Customers buying legal marijuana in California face state and local taxes, and in some cases when all the taxes for growers and sellers are added up it can be as much as 45 percent, according to Fitch Ratings.
The state imposes a 15 percent excise tax and then there's regular state and local sales taxes that vary from 8 percent to 10 percent. Also, businesses pay local taxes that can range from one to 20 percent of gross receipts. Cannabis farmers also have various taxes on dry flowers and leaves.
"We have no choice but to charge tax on top of the prices, or even sometimes to pay it out of our pockets in order to compete with a lot of the illegal dispensaries," said Sica Sohn, an assistant manager at Hollyweed Dispensary. "The illegal locations can market a lot of their products at a lower price, and we (as legal shops) cannot rival it because of the really high tax that's imposed on the marijuana industry."

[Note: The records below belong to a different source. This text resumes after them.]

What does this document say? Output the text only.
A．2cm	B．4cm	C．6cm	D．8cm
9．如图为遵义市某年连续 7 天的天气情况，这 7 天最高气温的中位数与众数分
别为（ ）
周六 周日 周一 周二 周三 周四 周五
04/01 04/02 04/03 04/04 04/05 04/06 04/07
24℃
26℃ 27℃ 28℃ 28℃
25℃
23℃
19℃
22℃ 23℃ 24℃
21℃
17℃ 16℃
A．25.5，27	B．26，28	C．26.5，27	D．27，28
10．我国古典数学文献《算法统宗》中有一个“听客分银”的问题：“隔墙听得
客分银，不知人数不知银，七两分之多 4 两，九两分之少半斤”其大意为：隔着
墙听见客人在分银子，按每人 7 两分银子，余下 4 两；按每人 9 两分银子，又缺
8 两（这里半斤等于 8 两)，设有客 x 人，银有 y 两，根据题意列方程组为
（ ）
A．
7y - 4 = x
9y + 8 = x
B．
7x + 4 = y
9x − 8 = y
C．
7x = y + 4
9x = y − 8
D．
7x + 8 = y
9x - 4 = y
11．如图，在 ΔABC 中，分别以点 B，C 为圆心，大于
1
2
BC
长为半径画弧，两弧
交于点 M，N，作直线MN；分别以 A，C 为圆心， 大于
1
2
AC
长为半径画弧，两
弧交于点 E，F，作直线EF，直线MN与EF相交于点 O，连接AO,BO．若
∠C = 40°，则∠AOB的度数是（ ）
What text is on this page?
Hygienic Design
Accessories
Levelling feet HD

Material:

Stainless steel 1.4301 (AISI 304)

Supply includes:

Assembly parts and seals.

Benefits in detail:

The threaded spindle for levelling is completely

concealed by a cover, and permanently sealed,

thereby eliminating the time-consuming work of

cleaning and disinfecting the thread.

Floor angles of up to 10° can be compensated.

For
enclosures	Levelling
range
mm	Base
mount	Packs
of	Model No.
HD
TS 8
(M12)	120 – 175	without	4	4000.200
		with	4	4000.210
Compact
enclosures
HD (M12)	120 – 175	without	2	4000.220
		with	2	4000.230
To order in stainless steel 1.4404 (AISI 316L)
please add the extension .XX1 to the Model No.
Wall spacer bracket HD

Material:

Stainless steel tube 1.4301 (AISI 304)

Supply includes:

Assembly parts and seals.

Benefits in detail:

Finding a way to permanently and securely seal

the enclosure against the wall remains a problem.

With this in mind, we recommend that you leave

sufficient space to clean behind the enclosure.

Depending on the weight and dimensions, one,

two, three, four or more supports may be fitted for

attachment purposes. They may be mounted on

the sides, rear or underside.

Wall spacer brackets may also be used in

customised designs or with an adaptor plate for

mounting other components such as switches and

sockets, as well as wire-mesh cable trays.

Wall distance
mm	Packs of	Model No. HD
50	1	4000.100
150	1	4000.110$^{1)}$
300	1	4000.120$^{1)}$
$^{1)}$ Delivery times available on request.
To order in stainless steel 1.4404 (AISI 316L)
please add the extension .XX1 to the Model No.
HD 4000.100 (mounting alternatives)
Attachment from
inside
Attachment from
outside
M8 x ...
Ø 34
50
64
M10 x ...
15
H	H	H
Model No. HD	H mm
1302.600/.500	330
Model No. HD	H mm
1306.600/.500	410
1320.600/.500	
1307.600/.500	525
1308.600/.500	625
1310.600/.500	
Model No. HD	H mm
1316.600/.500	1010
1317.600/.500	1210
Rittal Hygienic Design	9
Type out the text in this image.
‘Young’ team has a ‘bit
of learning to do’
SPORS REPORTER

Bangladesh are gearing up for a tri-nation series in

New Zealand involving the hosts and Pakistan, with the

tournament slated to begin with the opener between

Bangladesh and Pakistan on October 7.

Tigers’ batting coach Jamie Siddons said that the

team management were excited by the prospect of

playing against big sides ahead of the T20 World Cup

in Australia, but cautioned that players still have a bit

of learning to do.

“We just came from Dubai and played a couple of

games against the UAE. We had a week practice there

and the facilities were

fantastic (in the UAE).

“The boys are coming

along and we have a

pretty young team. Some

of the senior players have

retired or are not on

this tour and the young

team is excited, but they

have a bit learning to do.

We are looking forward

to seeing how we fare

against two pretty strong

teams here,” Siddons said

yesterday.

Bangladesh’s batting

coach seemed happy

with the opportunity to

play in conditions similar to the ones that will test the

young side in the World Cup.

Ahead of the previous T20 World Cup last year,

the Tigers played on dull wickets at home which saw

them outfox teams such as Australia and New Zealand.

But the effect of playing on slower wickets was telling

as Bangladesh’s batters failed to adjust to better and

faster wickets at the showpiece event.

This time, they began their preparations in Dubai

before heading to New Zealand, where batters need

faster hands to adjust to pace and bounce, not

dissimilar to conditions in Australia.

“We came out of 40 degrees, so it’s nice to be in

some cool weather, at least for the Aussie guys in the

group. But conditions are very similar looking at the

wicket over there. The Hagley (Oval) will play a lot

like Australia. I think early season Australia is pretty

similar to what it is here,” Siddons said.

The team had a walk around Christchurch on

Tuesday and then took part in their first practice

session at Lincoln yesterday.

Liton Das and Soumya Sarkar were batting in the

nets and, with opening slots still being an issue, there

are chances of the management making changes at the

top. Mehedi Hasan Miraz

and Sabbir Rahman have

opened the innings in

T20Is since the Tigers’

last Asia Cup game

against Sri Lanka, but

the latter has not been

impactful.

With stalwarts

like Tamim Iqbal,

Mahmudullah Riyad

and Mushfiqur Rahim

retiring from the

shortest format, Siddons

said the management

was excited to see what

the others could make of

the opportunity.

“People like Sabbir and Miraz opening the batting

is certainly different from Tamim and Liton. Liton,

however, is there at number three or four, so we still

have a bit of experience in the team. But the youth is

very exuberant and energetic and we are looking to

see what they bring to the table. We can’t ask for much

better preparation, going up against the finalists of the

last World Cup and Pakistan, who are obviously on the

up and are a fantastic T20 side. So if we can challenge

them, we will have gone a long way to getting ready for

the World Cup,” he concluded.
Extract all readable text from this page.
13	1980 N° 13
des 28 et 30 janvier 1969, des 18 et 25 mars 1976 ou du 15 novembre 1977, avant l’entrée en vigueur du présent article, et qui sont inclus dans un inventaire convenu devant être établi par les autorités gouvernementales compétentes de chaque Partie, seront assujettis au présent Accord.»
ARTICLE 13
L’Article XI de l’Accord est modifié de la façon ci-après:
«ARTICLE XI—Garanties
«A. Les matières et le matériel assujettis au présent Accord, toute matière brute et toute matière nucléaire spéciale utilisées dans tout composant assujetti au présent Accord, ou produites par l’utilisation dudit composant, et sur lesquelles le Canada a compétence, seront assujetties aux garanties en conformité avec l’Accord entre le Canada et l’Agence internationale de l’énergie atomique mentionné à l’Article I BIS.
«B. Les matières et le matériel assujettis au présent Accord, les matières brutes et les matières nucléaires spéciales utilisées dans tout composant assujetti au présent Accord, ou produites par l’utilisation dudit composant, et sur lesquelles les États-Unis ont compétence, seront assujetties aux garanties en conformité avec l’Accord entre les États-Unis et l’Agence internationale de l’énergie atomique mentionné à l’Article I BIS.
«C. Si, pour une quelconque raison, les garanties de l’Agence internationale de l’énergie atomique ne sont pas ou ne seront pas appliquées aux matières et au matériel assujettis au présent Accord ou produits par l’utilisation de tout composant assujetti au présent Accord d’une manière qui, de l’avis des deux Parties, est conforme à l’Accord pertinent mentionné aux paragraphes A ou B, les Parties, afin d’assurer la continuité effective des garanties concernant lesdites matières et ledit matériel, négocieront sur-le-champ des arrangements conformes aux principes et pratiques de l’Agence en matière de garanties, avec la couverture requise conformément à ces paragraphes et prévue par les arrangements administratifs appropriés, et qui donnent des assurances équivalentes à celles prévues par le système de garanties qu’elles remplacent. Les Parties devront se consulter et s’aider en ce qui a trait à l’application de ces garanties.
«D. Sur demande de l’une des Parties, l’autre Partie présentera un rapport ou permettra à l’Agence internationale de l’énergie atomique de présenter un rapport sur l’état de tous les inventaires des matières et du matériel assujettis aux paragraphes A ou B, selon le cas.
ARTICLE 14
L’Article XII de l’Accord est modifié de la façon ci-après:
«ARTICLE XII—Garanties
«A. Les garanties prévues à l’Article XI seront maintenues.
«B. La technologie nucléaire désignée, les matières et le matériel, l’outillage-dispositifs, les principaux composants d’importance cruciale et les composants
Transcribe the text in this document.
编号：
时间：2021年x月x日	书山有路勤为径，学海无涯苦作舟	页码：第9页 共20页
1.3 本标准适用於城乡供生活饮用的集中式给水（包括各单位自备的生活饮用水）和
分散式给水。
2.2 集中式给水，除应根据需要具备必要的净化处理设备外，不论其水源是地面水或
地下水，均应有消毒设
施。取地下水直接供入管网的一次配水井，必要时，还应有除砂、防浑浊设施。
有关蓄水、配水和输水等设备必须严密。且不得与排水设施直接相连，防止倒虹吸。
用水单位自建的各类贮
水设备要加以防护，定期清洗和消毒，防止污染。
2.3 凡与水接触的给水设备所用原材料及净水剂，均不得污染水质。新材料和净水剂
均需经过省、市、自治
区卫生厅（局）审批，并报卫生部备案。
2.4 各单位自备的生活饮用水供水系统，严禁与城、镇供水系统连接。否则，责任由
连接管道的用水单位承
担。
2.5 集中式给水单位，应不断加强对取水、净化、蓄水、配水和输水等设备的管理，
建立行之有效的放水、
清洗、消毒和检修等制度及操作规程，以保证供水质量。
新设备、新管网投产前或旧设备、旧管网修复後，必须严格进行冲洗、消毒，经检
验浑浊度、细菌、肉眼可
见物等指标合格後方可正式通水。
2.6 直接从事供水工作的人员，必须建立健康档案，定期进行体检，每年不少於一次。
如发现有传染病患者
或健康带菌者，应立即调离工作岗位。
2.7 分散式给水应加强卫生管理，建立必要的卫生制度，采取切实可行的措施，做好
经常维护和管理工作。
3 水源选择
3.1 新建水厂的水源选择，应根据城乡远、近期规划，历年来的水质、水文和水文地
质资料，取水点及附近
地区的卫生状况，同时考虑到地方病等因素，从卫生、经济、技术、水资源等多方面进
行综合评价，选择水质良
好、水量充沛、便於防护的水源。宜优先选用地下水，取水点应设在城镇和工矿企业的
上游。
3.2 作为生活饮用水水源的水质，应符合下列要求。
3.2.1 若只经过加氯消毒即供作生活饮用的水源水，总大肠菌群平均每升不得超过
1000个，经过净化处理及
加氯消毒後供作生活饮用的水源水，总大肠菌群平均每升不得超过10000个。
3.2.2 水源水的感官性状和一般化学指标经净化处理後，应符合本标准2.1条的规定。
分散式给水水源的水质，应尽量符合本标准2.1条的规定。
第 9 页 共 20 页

There's a proposal in the state legislature, Assembly Bill 3157, that would lower the state's excise tax imposed on purchasers of cannabis from 15 percent to 11 percent for about three years. It also would suspend the cultivation tax until June 1, 2021.
The bill's analysis from the Assembly's Revenue and Taxation Committee points out that California's marijuana industry essentially went two decades without any statewide regulatory system and needs a helping hand now in order to thrive in future years and compete against the state's illegal cannabis market.
"Legal cannabis businesses are facing financial challenges due to sticker shock from increased prices and competition from black market operators that are not subjected to taxes or the cost of complying with regulations," according to the committee's analysis.
The analysis also quotes from New Frontier Data estimates that marijuana prices jumped 44 percent after Jan. 1, when the new taxes and regulations went into effect. It also said there have been layoffs in licensed cannabis businesses in the state and some longtime operators are worried about going bankrupt.
"You've got these businesses that are still operating in an unregulated environment because they don't have a license and they are getting competitive advantages," said Walsh. "I don't think state lawmakers took into account the local issues to the degree they should have."